Introduction There is an emerging epidemic of diabetes in China despite a relatively non-obese population. Genetics and lifestyle undoubtedly play a key role. We hypothesise that environmentally driven muscle mass acquisition at puberty may also be relevant. To test this hypothesis we examined the association of sex-steroids with muscle mass and of muscle mass with fasting glucose and insulin in a sample of Chinese adolescents.

Methods In 40 adolescents (20 boys, 20 girls, age 12.9±0.1 years), from Hong Kong's “Children of 1997” birth cohort, we assessed fasting glucose, insulin, sex-steroids and sex hormone binding globulin from a morning blood sample, and muscle and fat mass from a dual-energy x-ray absorptiometry scan. Lifestyle was obtained from a questionnaire. We used multivariable linear regression to assess adjusted associations.

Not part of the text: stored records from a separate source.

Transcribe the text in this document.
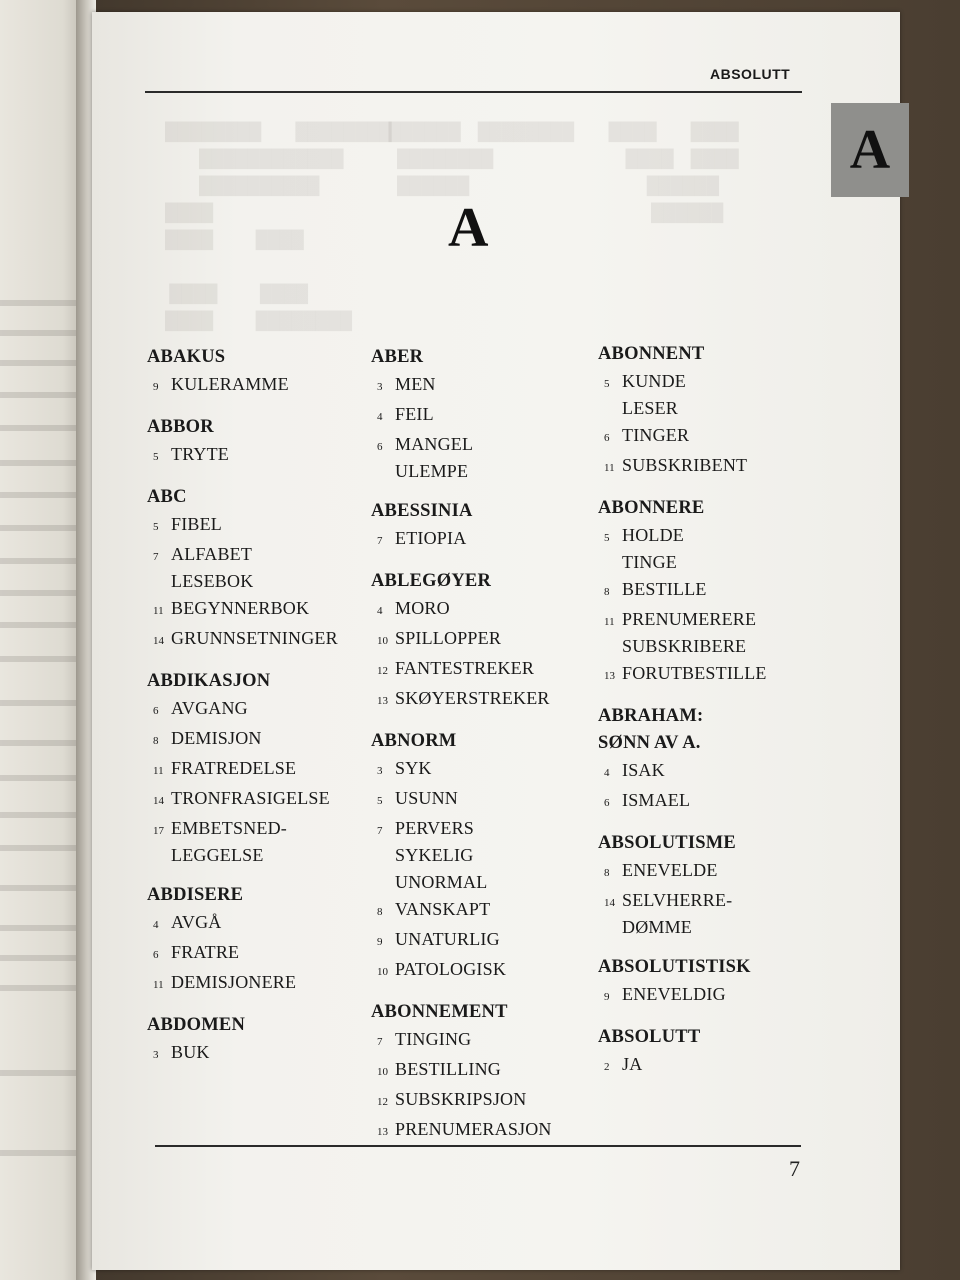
████████        ████████
████████████
██████████
████
████          ████

████          ████
████          ████████
██████    ████████
████████
██████
████        ████
████    ████
██████
██████
ABSOLUTT
A
A
ABAKUS
9 KULERAMME
ABBOR
5 TRYTE
ABC
5 FIBEL
7 ALFABET
LESEBOK
11 BEGYNNERBOK
14 GRUNNSETNINGER
ABDIKASJON
6 AVGANG
8 DEMISJON
11 FRATREDELSE
14 TRONFRASIGELSE
17 EMBETSNED-
LEGGELSE
ABDISERE
4 AVGÅ
6 FRATRE
11 DEMISJONERE
ABDOMEN
3 BUK
ABER
3 MEN
4 FEIL
6 MANGEL
ULEMPE
ABESSINIA
7 ETIOPIA
ABLEGØYER
4 MORO
10 SPILLOPPER
12 FANTESTREKER
13 SKØYERSTREKER
ABNORM
3 SYK
5 USUNN
7 PERVERS
SYKELIG
UNORMAL
8 VANSKAPT
9 UNATURLIG
10 PATOLOGISK
ABONNEMENT
7 TINGING
10 BESTILLING
12 SUBSKRIPSJON
13 PRENUMERASJON
ABONNENT
5 KUNDE
LESER
6 TINGER
11 SUBSKRIBENT
ABONNERE
5 HOLDE
TINGE
8 BESTILLE
11 PRENUMERERE
SUBSKRIBERE
13 FORUTBESTILLE
ABRAHAM:
SØNN AV A.
4 ISAK
6 ISMAEL
ABSOLUTISME
8 ENEVELDE
14 SELVHERRE-
DØMME
ABSOLUTISTISK
9 ENEVELDIG
ABSOLUTT
2 JA
7
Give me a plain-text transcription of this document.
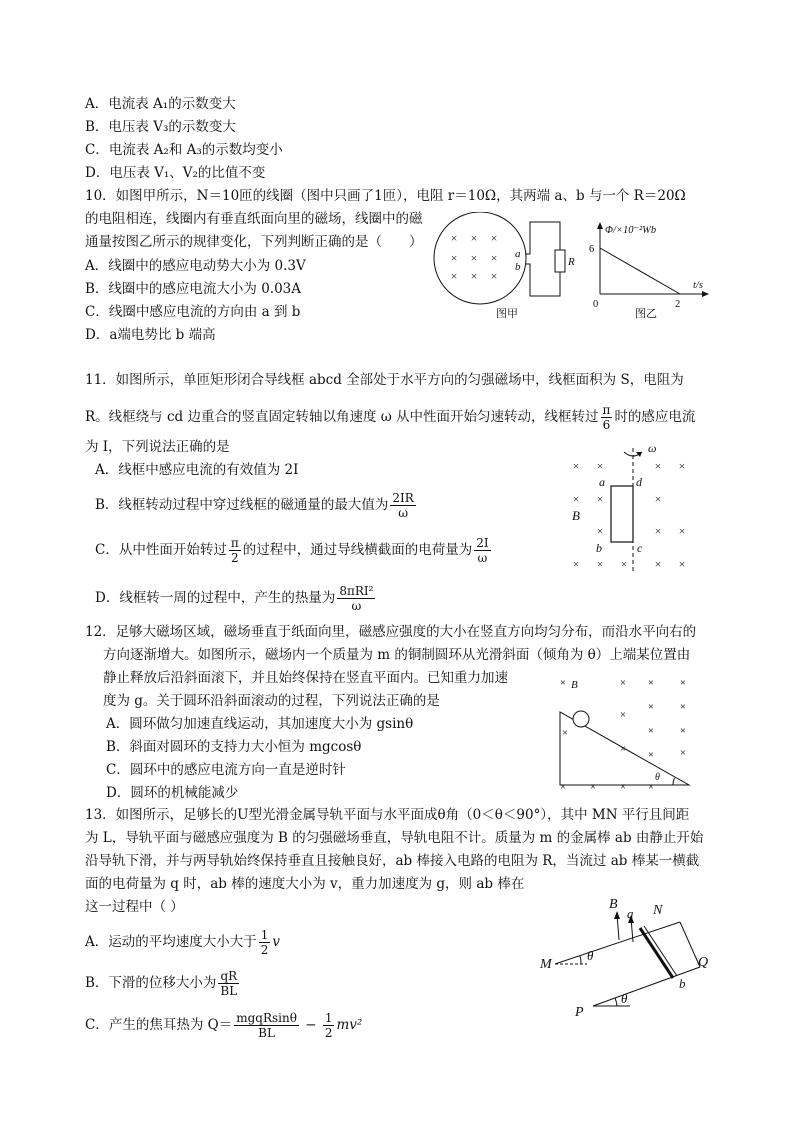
A．电流表 A₁的示数变大
B．电压表 V₃的示数变大
C．电流表 A₂和 A₃的示数均变小
D．电压表 V₁、V₂的比值不变
10．如图甲所示，N＝10匝的线圈（图中只画了1匝），电阻 r＝10Ω，其两端 a、b 与一个 R＝20Ω
的电阻相连，线圈内有垂直纸面向里的磁场，线圈中的磁
通量按图乙所示的规律变化，下列判断正确的是（　　）
A．线圈中的感应电动势大小为 0.3V
B．线圈中的感应电流大小为 0.03A
C．线圈中感应电流的方向由 a 到 b
D．a端电势比 b 端高
× × ×
× × ×
× × ×
a
b	R
图甲
Φ/×10⁻²Wb
t/s
6
2
0
图乙
11．如图所示，单匝矩形闭合导线框 abcd 全部处于水平方向的匀强磁场中，线框面积为 S，电阻为
R。线框绕与 cd 边重合的竖直固定转轴以角速度 ω 从中性面开始匀速转动，线框转过 $\frac{\pi}{6}$ 时的感应电流
为 I，下列说法正确的是
A．线框中感应电流的有效值为 2I
B．线框转动过程中穿过线框的磁通量的最大值为 $\frac{2IR}{\omega}$
C．从中性面开始转过 $\frac{\pi}{2}$ 的过程中，通过导线横截面的电荷量为 $\frac{2I}{\omega}$
D．线框转一周的过程中，产生的热量为 $\frac{\text{8πRI²}}{\omega}$
× ×	× ×
× ×	×
×	× ×
× × × × ×
ω
a	d
b	c
B
12．足够大磁场区域，磁场垂直于纸面向里，磁感应强度的大小在竖直方向均匀分布，而沿水平向右的
方向逐渐增大。如图所示，磁场内一个质量为 m 的铜制圆环从光滑斜面（倾角为 θ）上端某位置由
静止释放后沿斜面滚下，并且始终保持在竖直平面内。已知重力加速
度为 g。关于圆环沿斜面滚动的过程，下列说法正确的是
A．圆环做匀加速直线运动，其加速度大小为 gsinθ
B．斜面对圆环的支持力大小恒为 mgcosθ
C．圆环中的感应电流方向一直是逆时针
D．圆环的机械能减少
×	× × ×
× ×
×
× ×
×
×	×
×
× × × ×
B
θ
13．如图所示，足够长的U型光滑金属导轨平面与水平面成θ角（0＜θ＜90°），其中 MN 平行且间距
为 L，导轨平面与磁感应强度为 B 的匀强磁场垂直，导轨电阻不计。质量为 m 的金属棒 ab 由静止开始
沿导轨下滑，并与两导轨始终保持垂直且接触良好，ab 棒接入电路的电阻为 R，当流过 ab 棒某一横截
面的电荷量为 q 时，ab 棒的速度大小为 v，重力加速度为 g，则 ab 棒在
这一过程中（ ）
A．运动的平均速度大小大于 $\frac{1}{2}$ v
B．下滑的位移大小为 $\frac{qR}{BL}$
C．产生的焦耳热为 $Q= \frac{\text{mgqRsinθ}}{BL} - \frac{1}{2} mv^2$
B
a N
M	Q
b
P
θ
θ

Results Free and bio-available testosterone were positively associated with muscle mass, as was physical activity. Muscle mass was associated with lower glucose (−0.04 mmol/l, 95% CI −0.08 to −0.01 per kg muscle mass) and lower insulin (−0.94 uU/ml, 95% CI −1.75 to −0.14); adjusted for sex and fat mass.

Conclusions Environmentally driven muscle mass acquisition at puberty could potentially be an additional factor influencing diabetes, of which further investigation is warranted.